One day in this winter, I got a very good opportunity to understand the silkworm’s life cycle when my mom asked me if I wanted to raise silkworms. I’ve raised quite a couple creepy crawlies in my life, including crickets and worms. My mom has a friend who raises silkworms, and I was intrigued by these little creatures, as I am a lover of all animals (except for spiders). I decided to embrace my Chinese background and raise some silkworms myself.

The eggs were tiny black specks, each about the size of the roller ball in a ball point pen. Since it was still cold and there were no mulberry leaves, the silkworm’s main food, I kept the eggs in the refrigerator.

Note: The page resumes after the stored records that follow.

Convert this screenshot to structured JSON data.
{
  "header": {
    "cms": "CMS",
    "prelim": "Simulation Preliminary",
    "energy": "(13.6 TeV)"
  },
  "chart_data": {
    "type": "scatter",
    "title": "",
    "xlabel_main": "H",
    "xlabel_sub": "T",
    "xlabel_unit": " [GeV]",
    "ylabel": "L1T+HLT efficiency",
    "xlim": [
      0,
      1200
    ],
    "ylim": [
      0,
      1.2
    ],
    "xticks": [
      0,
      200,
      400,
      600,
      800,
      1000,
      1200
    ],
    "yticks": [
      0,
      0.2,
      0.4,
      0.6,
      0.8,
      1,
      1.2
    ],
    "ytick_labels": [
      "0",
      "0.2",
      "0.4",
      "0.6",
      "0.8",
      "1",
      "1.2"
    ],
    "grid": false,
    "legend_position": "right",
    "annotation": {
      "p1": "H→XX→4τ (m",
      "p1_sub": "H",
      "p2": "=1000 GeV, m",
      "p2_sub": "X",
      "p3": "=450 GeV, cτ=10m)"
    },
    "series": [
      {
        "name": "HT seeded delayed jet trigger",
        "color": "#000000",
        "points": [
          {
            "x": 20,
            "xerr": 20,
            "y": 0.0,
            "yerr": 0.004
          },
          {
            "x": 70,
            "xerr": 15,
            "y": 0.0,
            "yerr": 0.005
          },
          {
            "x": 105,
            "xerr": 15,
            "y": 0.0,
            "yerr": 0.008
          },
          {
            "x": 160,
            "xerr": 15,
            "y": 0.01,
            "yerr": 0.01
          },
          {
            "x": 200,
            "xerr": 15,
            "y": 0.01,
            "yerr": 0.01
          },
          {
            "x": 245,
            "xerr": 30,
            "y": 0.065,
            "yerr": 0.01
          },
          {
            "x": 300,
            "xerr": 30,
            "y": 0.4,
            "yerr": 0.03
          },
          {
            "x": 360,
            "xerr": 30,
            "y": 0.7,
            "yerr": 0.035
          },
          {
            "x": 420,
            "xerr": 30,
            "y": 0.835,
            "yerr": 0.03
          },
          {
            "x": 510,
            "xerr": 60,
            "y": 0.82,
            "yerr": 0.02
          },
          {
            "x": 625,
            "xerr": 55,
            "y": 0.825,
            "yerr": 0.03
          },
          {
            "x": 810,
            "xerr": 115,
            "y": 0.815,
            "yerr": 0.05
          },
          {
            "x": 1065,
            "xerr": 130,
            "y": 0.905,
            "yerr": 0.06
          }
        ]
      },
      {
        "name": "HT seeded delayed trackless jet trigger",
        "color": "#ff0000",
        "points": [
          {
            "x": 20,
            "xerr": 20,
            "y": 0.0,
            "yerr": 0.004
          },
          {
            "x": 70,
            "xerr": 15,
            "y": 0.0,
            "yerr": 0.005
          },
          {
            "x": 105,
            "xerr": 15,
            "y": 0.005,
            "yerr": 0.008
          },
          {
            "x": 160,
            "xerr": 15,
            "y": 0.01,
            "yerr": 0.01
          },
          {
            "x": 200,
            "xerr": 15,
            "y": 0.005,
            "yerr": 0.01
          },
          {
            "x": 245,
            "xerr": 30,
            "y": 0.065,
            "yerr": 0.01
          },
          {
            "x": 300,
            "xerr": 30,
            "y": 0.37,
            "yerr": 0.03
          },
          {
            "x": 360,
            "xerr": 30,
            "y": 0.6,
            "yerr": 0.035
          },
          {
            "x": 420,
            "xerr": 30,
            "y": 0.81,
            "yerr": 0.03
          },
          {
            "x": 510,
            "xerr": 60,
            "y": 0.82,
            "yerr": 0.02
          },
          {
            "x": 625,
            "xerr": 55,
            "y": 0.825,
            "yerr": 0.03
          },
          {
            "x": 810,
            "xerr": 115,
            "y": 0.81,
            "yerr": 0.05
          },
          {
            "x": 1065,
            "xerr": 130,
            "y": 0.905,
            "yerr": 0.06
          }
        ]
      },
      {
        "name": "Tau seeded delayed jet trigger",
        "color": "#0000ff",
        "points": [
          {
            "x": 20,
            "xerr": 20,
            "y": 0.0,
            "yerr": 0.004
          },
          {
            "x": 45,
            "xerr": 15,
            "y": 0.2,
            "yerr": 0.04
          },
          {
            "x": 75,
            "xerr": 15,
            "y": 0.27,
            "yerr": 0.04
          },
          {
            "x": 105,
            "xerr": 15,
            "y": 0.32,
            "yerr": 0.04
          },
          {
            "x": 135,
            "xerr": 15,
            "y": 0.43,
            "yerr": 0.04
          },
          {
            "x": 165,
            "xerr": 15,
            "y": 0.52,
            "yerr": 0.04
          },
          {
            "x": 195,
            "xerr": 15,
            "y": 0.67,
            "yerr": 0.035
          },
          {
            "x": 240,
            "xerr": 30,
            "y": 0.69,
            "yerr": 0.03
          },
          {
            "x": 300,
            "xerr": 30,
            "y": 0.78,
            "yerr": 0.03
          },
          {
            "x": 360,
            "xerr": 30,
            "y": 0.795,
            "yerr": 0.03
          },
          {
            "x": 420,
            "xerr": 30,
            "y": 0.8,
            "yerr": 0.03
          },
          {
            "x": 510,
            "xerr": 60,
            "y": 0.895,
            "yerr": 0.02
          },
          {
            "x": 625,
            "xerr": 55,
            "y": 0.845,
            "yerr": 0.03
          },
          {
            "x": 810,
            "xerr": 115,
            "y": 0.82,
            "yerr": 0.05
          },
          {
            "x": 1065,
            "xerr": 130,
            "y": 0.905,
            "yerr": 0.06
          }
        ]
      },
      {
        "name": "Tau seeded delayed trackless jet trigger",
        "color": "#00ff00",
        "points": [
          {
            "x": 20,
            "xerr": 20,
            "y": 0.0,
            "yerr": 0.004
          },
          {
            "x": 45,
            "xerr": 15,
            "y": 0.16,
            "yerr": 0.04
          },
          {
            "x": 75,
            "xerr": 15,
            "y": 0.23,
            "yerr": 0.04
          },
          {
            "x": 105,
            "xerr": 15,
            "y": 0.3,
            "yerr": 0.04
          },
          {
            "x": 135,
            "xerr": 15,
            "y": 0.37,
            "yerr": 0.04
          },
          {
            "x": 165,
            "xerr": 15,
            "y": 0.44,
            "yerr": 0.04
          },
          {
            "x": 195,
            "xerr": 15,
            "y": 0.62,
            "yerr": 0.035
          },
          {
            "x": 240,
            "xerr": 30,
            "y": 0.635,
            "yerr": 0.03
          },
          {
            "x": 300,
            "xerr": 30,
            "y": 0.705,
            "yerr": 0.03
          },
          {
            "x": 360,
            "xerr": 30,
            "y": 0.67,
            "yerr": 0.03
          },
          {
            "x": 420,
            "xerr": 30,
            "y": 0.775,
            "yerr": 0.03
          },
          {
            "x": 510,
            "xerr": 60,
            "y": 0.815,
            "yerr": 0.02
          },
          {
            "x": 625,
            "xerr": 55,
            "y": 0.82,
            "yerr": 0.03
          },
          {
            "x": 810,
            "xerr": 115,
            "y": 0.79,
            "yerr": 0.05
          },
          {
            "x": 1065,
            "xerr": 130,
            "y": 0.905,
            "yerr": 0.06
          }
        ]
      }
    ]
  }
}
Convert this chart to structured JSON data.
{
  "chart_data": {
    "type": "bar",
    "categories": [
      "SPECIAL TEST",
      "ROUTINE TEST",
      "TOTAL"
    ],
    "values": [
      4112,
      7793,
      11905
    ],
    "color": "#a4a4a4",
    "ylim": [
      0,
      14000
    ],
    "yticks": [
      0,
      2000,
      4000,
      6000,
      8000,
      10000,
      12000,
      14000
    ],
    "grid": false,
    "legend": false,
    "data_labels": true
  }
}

In the spring, tiny mulberry leaves started sprouting from the trees, so I knew it was a good time to take the eggs out and let them hatch. About 10 days later, a tiny silkworm came out. It was the size of a small eraser shaving. I brought a tiny clipping of leaf to feed it. The number of tiny silkworms grew as they hatched out. After two weeks, all of them hatched out.

In a month, the silkworms ate and grew until they were around five centimeters long (about 40 times bigger than their original size!). Within this period, they molted five times. After its fifth shedding, one silkworm started to spin silk, wrapping it around itself, forming its cocoon to grow in for the next couple of weeks. When the second silkworm started to spin its silk, I realized I had two kinds of silkworms: pure white and brassy golden! Two more silkworms successfully became pupas, another white and another golden. After three weeks of waiting, my first silk moth came out, leaving a hole in one end of its cocoon. The rest soon followed.

To find a mate, the female emitted pheromones which attracted the males by its smell. Then the males competed by flapping their wings rapidly and loudly (even though they can’t fly) to get the female. To mate, the winning male joined abdomens with the female to fertilize the eggs. Sadly, we found that the losing mate died in the few days after losing. The female then laid the couple hundred fertilized eggs onto the paper towel for the next ten hours. After that, there was nothing else to do but to wait for the new cycle.

Through these two months of raising silkworms myself, I learned a lot about the life cycle and behavior of insects. In addition, I read many articles about silkworms in order to raise them. This experience for me was incredibly valuable, and I gained responsibility and knowledge.